The assault on Wikileaks and Assange has been swift. Amazon.Com, EveryDNS, and PayPal, Inc. severed their connections. His bank accounts have been canceled, Wikileak’s websites have been attacked, and Mastercard has stopped processing accounts.

Helen Thomas and WikiLeaks Julian Assange are both raising the same challenge to a nation mired in secrecy and silence. How do we talk honestly and openly about the exercise of power and force? Who decides what we should know and how we should talk about it?

Democracy depends on the free flow of ideas and information. It demands critical debate, the willingness to listen to ideas we find offensive and to look at hard truths. It also depends on people willing to challenge power.
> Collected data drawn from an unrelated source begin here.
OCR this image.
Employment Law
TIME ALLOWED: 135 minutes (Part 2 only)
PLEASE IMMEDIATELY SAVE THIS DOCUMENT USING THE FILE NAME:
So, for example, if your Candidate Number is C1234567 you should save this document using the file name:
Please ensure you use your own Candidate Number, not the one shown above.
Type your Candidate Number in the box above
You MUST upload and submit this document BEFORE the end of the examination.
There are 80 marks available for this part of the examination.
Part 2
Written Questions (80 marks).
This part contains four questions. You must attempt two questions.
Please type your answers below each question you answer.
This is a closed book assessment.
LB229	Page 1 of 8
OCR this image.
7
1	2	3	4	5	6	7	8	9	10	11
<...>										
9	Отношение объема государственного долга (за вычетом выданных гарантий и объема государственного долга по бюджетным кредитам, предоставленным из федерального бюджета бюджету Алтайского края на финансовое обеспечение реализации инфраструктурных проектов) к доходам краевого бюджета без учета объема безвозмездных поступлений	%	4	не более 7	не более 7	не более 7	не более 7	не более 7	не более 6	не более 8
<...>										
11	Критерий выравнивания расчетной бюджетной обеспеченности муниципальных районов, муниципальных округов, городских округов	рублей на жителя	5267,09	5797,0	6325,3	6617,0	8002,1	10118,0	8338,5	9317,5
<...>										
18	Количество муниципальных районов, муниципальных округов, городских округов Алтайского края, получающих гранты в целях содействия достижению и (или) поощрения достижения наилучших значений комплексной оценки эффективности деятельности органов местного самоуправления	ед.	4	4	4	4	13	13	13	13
In an article defending WikiLeaks, Sreeram Chaulia, Vice Dean of the Jindal School of International Affairs in Sonipat, India, emphasized the importance of “disempowering power holders who are masters of doublespeak, and empowering the general public which has always been at a relative disadvantage owing to the absence of full information.” He goes on to say,“Assange’s route is not a criminal or illegitimate one but a praiseworthy push for greater social involvement in issues that govern ordinary people’s lives.

“WikiLeaks has never sold or traded its meticulously secreted information banks to those who could pay a fortune to get possession of such manipulative material. For releasing the ‘closed’ into the wide-open sphere in a non-profit manner, entirely to raise levels of social accountability of the establishment, Julian Assange deserves protection, not persecution.”

Everyone who cares about the direction of this country should come to the defense of those willing to challenge power and the conventional wisdoms that have justified, as Helen Thomas points out, “the killing of more people.”